2024年6月18日火曜日

HCD研究発表会の向かう道

HCD-Net研究事業部では,年に2度,HCD研究発表会を開催している.ここでは,本イベントの在り方に関する検討とその方針について論じる.

イベントの活性化,指摘と対応

我々は,HCD研究発表会というイベントを活性化すべく,これまで,論文誌への同時投稿制度やメンター制度,審査員によるコメントフィードバック,実践報告カテゴリの設置など,様々な工夫を重ねてきた.その努力が実ったのか,あるいは,たんにHCDやUXに対する注目が増えたせいなのかもしれないが,いずれにしても,年々,発表件数が増えてきているのはたいへん喜ばしい限りである.

一方で,発表数が増えてマルチトラックにした結果,従来のきめの細かな議論ができなくなった,あるいは,発表数は増えた一方で質の低い発表が増えた,といったご批判も頂戴している.これらのご指摘はたいへん有難く,今後どうしていくのが皆様にとって望ましい研究発表会になるのかを検討するうえでとても参考になる.真摯なご意見として受け止め,運営関係者で検討する材料としたい.重ねて,厳しいご指摘をくださった皆様には御礼を申し上げる.

発表数の増大に対してマルチトラックにするのか,開催日数を増やすのかの選択は,なかなか悩ましい問題である.シングルトラックのまま複数日開催とすれば,これまでどおりの議論の質は維持できるかもしれない.しかし,参加者の負担は増大する.開催側もたいへんである.どのような形が最適解なのかは,今後,慎重な検討を進めなければならない.

発表の質の担保は必要か

「たんなる思いつきの発表ばかりでけしからん,せめてプロトタイプを作った結果を報告せよ」とのご指摘を,ある先生からいただいた.しかし,それに対しては,我々は真逆の立場を指向していることを,ここで明確に示しておきたい.

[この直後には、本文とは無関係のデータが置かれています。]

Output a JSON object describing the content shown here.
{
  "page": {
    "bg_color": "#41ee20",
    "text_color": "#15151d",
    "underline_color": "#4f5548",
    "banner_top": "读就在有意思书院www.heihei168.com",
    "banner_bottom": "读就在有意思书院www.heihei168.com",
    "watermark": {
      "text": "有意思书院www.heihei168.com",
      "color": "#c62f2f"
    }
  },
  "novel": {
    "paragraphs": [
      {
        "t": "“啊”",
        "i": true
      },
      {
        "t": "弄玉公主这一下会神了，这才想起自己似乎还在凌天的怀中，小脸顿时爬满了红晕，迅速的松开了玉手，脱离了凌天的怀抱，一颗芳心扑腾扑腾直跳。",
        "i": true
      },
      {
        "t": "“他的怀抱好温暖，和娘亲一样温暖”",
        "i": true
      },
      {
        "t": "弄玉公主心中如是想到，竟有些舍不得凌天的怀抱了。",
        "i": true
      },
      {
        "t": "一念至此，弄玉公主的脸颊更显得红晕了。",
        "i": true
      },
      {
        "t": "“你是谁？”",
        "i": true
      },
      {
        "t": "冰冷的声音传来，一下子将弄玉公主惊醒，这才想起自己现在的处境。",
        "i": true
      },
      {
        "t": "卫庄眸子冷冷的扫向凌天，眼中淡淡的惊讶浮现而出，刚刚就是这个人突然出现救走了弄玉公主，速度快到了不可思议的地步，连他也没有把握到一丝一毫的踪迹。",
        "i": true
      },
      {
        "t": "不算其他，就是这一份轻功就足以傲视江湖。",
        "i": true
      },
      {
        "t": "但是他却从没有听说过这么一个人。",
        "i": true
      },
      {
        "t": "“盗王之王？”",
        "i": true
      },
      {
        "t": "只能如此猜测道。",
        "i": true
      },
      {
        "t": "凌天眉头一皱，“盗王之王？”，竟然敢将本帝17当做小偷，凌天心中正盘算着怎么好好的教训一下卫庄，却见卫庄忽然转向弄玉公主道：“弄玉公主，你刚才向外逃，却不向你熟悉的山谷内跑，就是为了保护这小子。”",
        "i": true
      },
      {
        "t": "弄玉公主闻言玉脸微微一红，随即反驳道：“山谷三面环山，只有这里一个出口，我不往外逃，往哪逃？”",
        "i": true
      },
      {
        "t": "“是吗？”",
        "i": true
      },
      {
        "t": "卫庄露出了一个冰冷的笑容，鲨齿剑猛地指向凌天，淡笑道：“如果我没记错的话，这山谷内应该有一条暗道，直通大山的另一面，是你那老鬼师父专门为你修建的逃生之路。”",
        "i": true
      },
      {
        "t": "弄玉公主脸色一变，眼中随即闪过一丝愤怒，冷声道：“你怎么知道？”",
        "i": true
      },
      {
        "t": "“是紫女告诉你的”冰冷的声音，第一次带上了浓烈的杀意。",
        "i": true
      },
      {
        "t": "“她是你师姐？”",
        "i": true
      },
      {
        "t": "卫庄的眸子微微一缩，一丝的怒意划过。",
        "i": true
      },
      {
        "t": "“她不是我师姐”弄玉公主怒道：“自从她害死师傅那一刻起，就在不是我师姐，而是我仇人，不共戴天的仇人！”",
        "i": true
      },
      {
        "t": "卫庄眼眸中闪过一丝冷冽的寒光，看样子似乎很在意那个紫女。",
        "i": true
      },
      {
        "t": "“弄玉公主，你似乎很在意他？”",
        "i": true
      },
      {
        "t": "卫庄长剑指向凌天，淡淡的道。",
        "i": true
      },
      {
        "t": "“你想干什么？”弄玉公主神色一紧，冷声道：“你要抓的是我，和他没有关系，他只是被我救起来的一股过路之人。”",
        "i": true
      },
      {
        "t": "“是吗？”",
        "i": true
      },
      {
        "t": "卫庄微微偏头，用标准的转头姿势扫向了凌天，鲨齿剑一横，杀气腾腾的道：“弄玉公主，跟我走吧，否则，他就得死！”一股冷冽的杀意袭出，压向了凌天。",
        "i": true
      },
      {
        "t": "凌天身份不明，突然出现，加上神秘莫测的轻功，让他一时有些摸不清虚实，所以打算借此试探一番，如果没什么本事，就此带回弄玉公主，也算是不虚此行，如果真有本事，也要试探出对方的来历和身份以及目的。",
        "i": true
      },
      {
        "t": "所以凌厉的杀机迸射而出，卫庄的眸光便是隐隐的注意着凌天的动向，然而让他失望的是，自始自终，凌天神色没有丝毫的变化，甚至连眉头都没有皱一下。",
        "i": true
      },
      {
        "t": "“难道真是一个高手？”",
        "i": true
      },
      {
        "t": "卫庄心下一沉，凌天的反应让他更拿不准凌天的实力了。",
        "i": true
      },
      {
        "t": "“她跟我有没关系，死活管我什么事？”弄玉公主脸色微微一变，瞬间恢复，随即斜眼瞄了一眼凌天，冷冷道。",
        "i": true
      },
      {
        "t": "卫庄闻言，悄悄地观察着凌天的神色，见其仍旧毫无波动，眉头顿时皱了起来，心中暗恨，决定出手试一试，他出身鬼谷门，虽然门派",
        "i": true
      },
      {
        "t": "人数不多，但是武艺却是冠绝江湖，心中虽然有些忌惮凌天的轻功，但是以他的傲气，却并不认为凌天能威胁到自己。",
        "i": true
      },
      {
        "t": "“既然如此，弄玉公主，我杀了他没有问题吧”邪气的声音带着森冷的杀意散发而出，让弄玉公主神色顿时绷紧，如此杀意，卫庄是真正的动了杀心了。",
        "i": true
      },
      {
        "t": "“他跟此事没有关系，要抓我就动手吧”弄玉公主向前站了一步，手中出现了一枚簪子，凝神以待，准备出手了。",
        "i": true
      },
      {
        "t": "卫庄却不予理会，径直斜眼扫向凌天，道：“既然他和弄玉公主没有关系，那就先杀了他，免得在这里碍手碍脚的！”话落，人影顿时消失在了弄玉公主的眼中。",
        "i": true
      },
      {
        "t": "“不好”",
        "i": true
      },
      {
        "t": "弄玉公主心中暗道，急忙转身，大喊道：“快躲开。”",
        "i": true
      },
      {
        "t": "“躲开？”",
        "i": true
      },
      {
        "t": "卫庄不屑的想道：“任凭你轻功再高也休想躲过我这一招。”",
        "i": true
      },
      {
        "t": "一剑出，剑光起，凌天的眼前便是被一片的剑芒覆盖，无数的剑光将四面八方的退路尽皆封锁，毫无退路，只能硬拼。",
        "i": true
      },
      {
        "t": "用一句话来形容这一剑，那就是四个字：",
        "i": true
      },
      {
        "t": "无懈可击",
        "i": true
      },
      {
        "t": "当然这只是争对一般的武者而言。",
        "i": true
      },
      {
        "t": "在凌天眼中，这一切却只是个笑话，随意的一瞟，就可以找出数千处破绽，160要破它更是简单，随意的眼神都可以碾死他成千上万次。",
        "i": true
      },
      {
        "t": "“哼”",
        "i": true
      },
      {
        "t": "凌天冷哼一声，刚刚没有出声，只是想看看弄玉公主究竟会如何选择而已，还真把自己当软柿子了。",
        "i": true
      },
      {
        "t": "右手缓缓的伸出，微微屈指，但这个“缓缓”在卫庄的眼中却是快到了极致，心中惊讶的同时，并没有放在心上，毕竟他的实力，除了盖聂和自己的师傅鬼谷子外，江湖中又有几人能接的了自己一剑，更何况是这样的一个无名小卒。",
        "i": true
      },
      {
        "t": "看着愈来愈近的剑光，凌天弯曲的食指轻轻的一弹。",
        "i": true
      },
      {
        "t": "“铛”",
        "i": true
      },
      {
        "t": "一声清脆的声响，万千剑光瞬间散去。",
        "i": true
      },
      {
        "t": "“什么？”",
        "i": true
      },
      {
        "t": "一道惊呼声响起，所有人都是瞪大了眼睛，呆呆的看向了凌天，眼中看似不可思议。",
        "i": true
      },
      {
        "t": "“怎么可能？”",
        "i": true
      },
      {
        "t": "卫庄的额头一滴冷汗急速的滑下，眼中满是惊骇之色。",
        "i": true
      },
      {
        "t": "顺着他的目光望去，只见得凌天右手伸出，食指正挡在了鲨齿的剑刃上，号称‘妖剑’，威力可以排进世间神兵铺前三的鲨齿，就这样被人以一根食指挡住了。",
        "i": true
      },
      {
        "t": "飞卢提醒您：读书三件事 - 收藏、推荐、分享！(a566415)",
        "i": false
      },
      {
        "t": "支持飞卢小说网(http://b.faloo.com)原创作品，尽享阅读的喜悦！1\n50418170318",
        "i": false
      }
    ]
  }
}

マイクロソフトリサーチUKのSimon P. Jones氏は,彼の”How to write a great research paper”と題した文献のなかで「まずアイデアを発表せよ」と語っている.その理由は,最初のアイデアが間違っていると,そのあとの研究は無駄であるから,というものである.この考え方には強く共感する.そもそも最初のアイデアを学会で議論し,第三者の指摘を踏まえたうえで,適切な目標に向けて研究を進める,その考え方は,HCDのプロセスである,まず利用状況を適切に把握せよという考え方と合致するのではないだろうか.

また,発表の敷居を下げることは,研究会の活性化につながる.企業人が多いというHCD-Netの特性を踏まえても,学会発表に慣れていない皆様にも発表の機会を提供することが,重要な意味を持つと我々は捉えている.

もちろん,だからといって,安易な発表「だけ」に甘んじていてはいけない.その点では,先の先生による指摘もまた間違ってはいない.議論を重ね,皆様が切磋琢磨していくことを,期待している.成果を出して,さらなる発表に繋げることは大切である.提案発表を受け入れることは,当然ながら,そのような発表を妨げるものではない.次回のHCD研究発表会にも,たくさんの発表があることを期待している.